Logo Zoeken

Wie framede Piet?

7 oktober 2014Harrie van Rooij

Een van de meest besproken personen van 2014 is zwarte piet. De discussie over de donkere knecht wil maar niet uitdoven. Wat ooit een kinderfeest was, is een arena van links en rechts geworden. Ik kan erover meepraten. Toen ik in een krant eens de argumenten van verdedigers van zwarte piet kritisch op een rijtje zetten, beweerden boze lezers dat ik een ‘linkse rat’ was.

LOGNW_zwartepiet.jpg

Emotie alom dus. Maar is het ook een publieke zaak? Moet de overheid iets met het onderwerp? Nee, zeggen veel bestuurders en politici. Het is een zaak voor de privésfeer en voor verenigingen. Te makkelijk, zeggen anderen. Al is het maar omdat er publieke gelden zijn gemoeid bij al die intochten en bij de publieke omroep. Of omdat de Verenigde Naties ons erop aanspreken. 
Er is iets vreemds met die hele zwartepietendiscussie. Een grote en machtige meerderheid lijkt niets te voelen voor gemorrel aan de traditie. En de kleine groep die de knecht weg wil hebben, heeft in het publieke debat betrekkelijk weinig prominente woordvoerders. En tóch lijkt de sloop van zwarte piet begonnen. Gemeenten beraden zich over de toekomst van intochten. Hema en andere winkels halen zwartepieten schielijk uit het assortiment. Als dat inderdaad zo is, kan ik maar één conclusie bedenken. Niet de tegenstanders, maar de vrienden van zwarte piet hanteren de sloophamer.

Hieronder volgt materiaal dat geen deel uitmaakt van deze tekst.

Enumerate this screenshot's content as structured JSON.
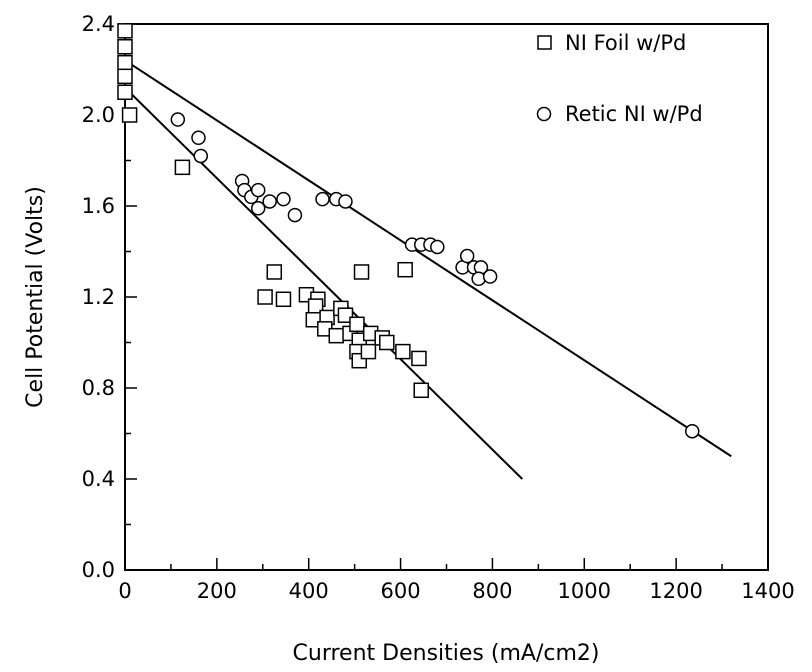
{
  "chart_data": {
    "type": "scatter",
    "title": "",
    "xlabel": "Current Densities (mA/cm2)",
    "ylabel": "Cell Potential (Volts)",
    "xlim": [
      0,
      1400
    ],
    "ylim": [
      0.0,
      2.4
    ],
    "x_ticks": [
      0,
      200,
      400,
      600,
      800,
      1000,
      1200,
      1400
    ],
    "y_ticks": [
      0.0,
      0.4,
      0.8,
      1.2,
      1.6,
      2.0,
      2.4
    ],
    "x_tick_labels": [
      "0",
      "200",
      "400",
      "600",
      "800",
      "1000",
      "1200",
      "1400"
    ],
    "y_tick_labels": [
      "0.0",
      "0.4",
      "0.8",
      "1.2",
      "1.6",
      "2.0",
      "2.4"
    ],
    "grid": false,
    "legend_position": "top-right",
    "series": [
      {
        "name": "NI Foil w/Pd",
        "marker": "square",
        "points": [
          [
            0,
            2.37
          ],
          [
            0,
            2.3
          ],
          [
            0,
            2.23
          ],
          [
            0,
            2.17
          ],
          [
            0,
            2.1
          ],
          [
            10,
            2.0
          ],
          [
            125,
            1.77
          ],
          [
            325,
            1.31
          ],
          [
            305,
            1.2
          ],
          [
            345,
            1.19
          ],
          [
            395,
            1.21
          ],
          [
            420,
            1.19
          ],
          [
            415,
            1.16
          ],
          [
            410,
            1.1
          ],
          [
            440,
            1.11
          ],
          [
            435,
            1.06
          ],
          [
            460,
            1.03
          ],
          [
            470,
            1.15
          ],
          [
            480,
            1.12
          ],
          [
            490,
            1.04
          ],
          [
            505,
            1.08
          ],
          [
            510,
            1.01
          ],
          [
            505,
            0.96
          ],
          [
            510,
            0.92
          ],
          [
            530,
            0.96
          ],
          [
            535,
            1.04
          ],
          [
            515,
            1.31
          ],
          [
            560,
            1.02
          ],
          [
            570,
            1.0
          ],
          [
            605,
            0.96
          ],
          [
            610,
            1.32
          ],
          [
            640,
            0.93
          ],
          [
            645,
            0.79
          ]
        ],
        "fit_line": {
          "x": [
            0,
            865
          ],
          "y": [
            2.12,
            0.4
          ]
        }
      },
      {
        "name": "Retic NI w/Pd",
        "marker": "circle",
        "points": [
          [
            115,
            1.98
          ],
          [
            160,
            1.9
          ],
          [
            165,
            1.82
          ],
          [
            255,
            1.71
          ],
          [
            260,
            1.67
          ],
          [
            275,
            1.64
          ],
          [
            290,
            1.67
          ],
          [
            290,
            1.59
          ],
          [
            315,
            1.62
          ],
          [
            345,
            1.63
          ],
          [
            370,
            1.56
          ],
          [
            430,
            1.63
          ],
          [
            460,
            1.63
          ],
          [
            480,
            1.62
          ],
          [
            625,
            1.43
          ],
          [
            645,
            1.43
          ],
          [
            665,
            1.43
          ],
          [
            680,
            1.42
          ],
          [
            735,
            1.33
          ],
          [
            745,
            1.38
          ],
          [
            760,
            1.33
          ],
          [
            775,
            1.33
          ],
          [
            770,
            1.28
          ],
          [
            795,
            1.29
          ],
          [
            1235,
            0.61
          ]
        ],
        "fit_line": {
          "x": [
            0,
            1320
          ],
          "y": [
            2.24,
            0.5
          ]
        }
      }
    ]
  }
}
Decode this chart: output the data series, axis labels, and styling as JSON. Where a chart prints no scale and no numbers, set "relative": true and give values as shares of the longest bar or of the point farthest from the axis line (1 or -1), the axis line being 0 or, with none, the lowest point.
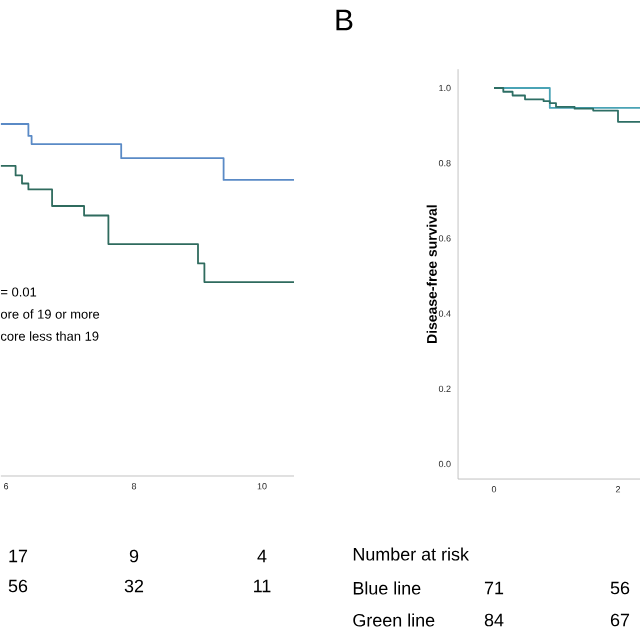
{
  "chart_data": [
    {
      "type": "step",
      "relative": true,
      "xlim": [
        5.92,
        10.5
      ],
      "xticks": [
        6,
        8,
        10
      ],
      "series": [
        {
          "color": "#5a8ac6",
          "x": [
            5.92,
            6.35,
            6.4,
            7.8,
            9.4,
            10.5
          ],
          "values": [
            1.0,
            0.966,
            0.943,
            0.903,
            0.841,
            0.841
          ]
        },
        {
          "color": "#2f6b5e",
          "x": [
            5.92,
            6.15,
            6.25,
            6.35,
            6.72,
            7.22,
            7.6,
            9.0,
            9.1,
            10.5
          ],
          "values": [
            0.881,
            0.854,
            0.831,
            0.814,
            0.767,
            0.74,
            0.659,
            0.604,
            0.551,
            0.551
          ]
        }
      ],
      "annotations": [
        "= 0.01",
        "ore of 19 or more",
        "core less than 19",
        "17",
        "9",
        "4",
        "56",
        "32",
        "11"
      ]
    },
    {
      "type": "step",
      "title": "B",
      "ylabel": "Disease-free survival",
      "xlim": [
        -0.58,
        2.4
      ],
      "ylim": [
        -0.04,
        1.05
      ],
      "xticks": [
        0,
        2
      ],
      "yticks": [
        {
          "value": 0,
          "label": "0.0"
        },
        {
          "value": 0.2,
          "label": "0.2"
        },
        {
          "value": 0.4,
          "label": "0.4"
        },
        {
          "value": 0.6,
          "label": "0.6"
        },
        {
          "value": 0.8,
          "label": "0.8"
        },
        {
          "value": 1,
          "label": "1.0"
        }
      ],
      "series": [
        {
          "color": "#4aa3b5",
          "x": [
            0,
            0.9,
            2.4
          ],
          "values": [
            1.0,
            0.947,
            0.947
          ]
        },
        {
          "color": "#2d6e64",
          "x": [
            0,
            0.15,
            0.3,
            0.5,
            0.8,
            0.9,
            1.0,
            1.3,
            1.6,
            2.0,
            2.4
          ],
          "values": [
            1.0,
            0.99,
            0.98,
            0.97,
            0.965,
            0.96,
            0.95,
            0.945,
            0.94,
            0.91,
            0.91
          ]
        }
      ],
      "annotations": [
        "Number at risk",
        "Blue line",
        "71",
        "56",
        "Green line",
        "84",
        "67"
      ]
    }
  ]
}
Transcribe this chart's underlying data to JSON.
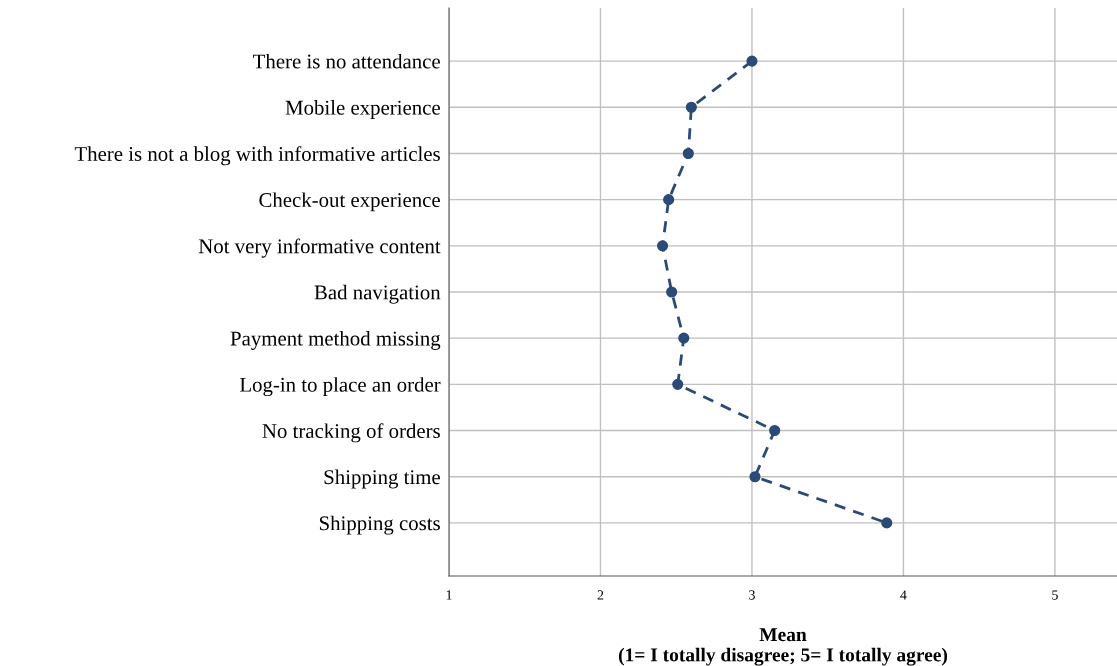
{
  "chart_data": {
    "type": "line",
    "orientation": "horizontal",
    "categories": [
      "There is no attendance",
      "Mobile experience",
      "There is not a blog with informative articles",
      "Check-out experience",
      "Not very informative content",
      "Bad navigation",
      "Payment method missing",
      "Log-in to place an order",
      "No tracking of orders",
      "Shipping time",
      "Shipping costs"
    ],
    "series": [
      {
        "color": "#2b4a77",
        "values": [
          3.0,
          2.6,
          2.58,
          2.45,
          2.41,
          2.47,
          2.55,
          2.51,
          3.15,
          3.02,
          3.89
        ]
      }
    ],
    "xlabel": "Mean\n(1= I totally disagree; 5= I totally agree)",
    "xlim": [
      1,
      5.41
    ],
    "xticks": [
      1,
      2,
      3,
      4,
      5
    ],
    "grid": true,
    "marker": "circle",
    "line_style": "dashed"
  }
}
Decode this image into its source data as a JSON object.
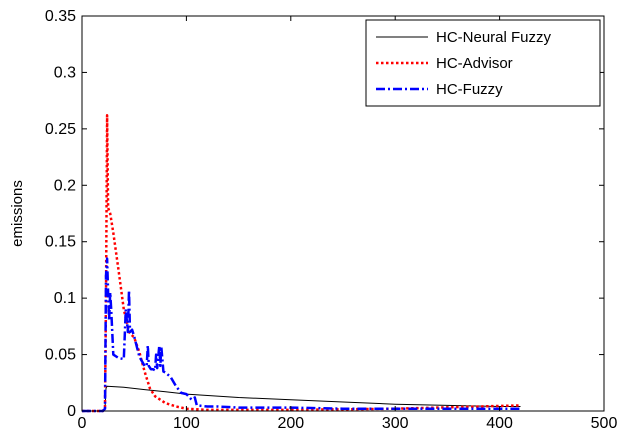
{
  "chart_data": {
    "type": "line",
    "ylabel": "emissions",
    "xlim": [
      0,
      500
    ],
    "ylim": [
      0,
      0.35
    ],
    "xticks": [
      0,
      100,
      200,
      300,
      400,
      500
    ],
    "yticks": [
      0,
      0.05,
      0.1,
      0.15,
      0.2,
      0.25,
      0.3,
      0.35
    ],
    "xtick_labels": [
      "0",
      "100",
      "200",
      "300",
      "400",
      "500"
    ],
    "ytick_labels": [
      "0",
      "0.05",
      "0.1",
      "0.15",
      "0.2",
      "0.25",
      "0.3",
      "0.35"
    ],
    "legend_position": "top-right",
    "grid": false,
    "series": [
      {
        "name": "HC-Neural Fuzzy",
        "color": "#000000",
        "style": "solid",
        "x": [
          0,
          20,
          22,
          23,
          24,
          40,
          60,
          80,
          100,
          150,
          200,
          250,
          300,
          350,
          400,
          420
        ],
        "y": [
          0,
          0,
          0.002,
          0.02,
          0.022,
          0.021,
          0.019,
          0.017,
          0.015,
          0.012,
          0.01,
          0.008,
          0.006,
          0.005,
          0.004,
          0.004
        ]
      },
      {
        "name": "HC-Advisor",
        "color": "#ff0000",
        "style": "dotted",
        "x": [
          0,
          20,
          22,
          23,
          24,
          25,
          27,
          30,
          35,
          40,
          45,
          50,
          55,
          60,
          65,
          70,
          80,
          90,
          100,
          120,
          150,
          200,
          300,
          420
        ],
        "y": [
          0,
          0,
          0.003,
          0.1,
          0.262,
          0.18,
          0.175,
          0.158,
          0.125,
          0.09,
          0.07,
          0.065,
          0.052,
          0.035,
          0.02,
          0.013,
          0.007,
          0.004,
          0.002,
          0.001,
          0.001,
          0.001,
          0.002,
          0.005
        ]
      },
      {
        "name": "HC-Fuzzy",
        "color": "#0000ff",
        "style": "dashdot",
        "x": [
          0,
          20,
          22,
          23,
          24,
          25,
          26,
          27,
          28,
          30,
          35,
          40,
          42,
          44,
          45,
          46,
          48,
          50,
          55,
          60,
          62,
          63,
          64,
          66,
          68,
          70,
          71,
          72,
          74,
          75,
          76,
          78,
          80,
          85,
          90,
          95,
          100,
          105,
          108,
          110,
          120,
          130,
          150,
          200,
          250,
          300,
          350,
          400,
          420
        ],
        "y": [
          0,
          0,
          0.002,
          0.12,
          0.135,
          0.105,
          0.08,
          0.105,
          0.09,
          0.05,
          0.047,
          0.046,
          0.09,
          0.07,
          0.107,
          0.07,
          0.072,
          0.066,
          0.048,
          0.04,
          0.04,
          0.058,
          0.04,
          0.037,
          0.037,
          0.036,
          0.05,
          0.038,
          0.058,
          0.04,
          0.057,
          0.035,
          0.034,
          0.03,
          0.022,
          0.016,
          0.015,
          0.01,
          0.012,
          0.005,
          0.004,
          0.004,
          0.003,
          0.003,
          0.002,
          0.002,
          0.002,
          0.002,
          0.002
        ]
      }
    ]
  }
}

Hoe is dat mogelijk? Voor wie een beetje thuis is in theorie over framing, ligt het antwoord voor de hand: doordat de frames die je gebruikt onbedoeld de mening ondersteunen die je nu juist wilde bestrijden! Mooi materiaal voor een afstudeeronderzoek zou ik zeggen. Een schot voor de boeg:

  • Frame: ‘Zwarte piet is (niet) racistisch’. Het racisme-argument ligt altijd gevoelig. Discussies over mogelijke doorontwikkeling van de zwarte knecht gaan onmiddellijk in het slot zodra grote woorden als racisme en discriminatie vallen. Wie echter heel vaak, heel heftig, argumenteert dat zwarte piet ‘niet racistisch’ is, creëert ten slotte een roze olifant.
  • Frame: ‘(Weg met) Weg met ons’. We lijken in Nederland plotseling zeer gevoelig voor kritiek op onze waarden en normen. Als je je openlijk afvraagt of sommige - tradities misschien achterhaald zijn, kun je beschuldigd worden van een ‘weg met ons’-mentaliteit. Cultuurrelativisme, zelfspot – we willen er even niets van weten. Het zal met onzekere en angstige tijden te maken hebben. Maar wie continu als door een wesp gestoken reageert op kritiek, geeft onbedoeld het signaal dat er wel degelijk een pijnlijke plek is blootgelegd.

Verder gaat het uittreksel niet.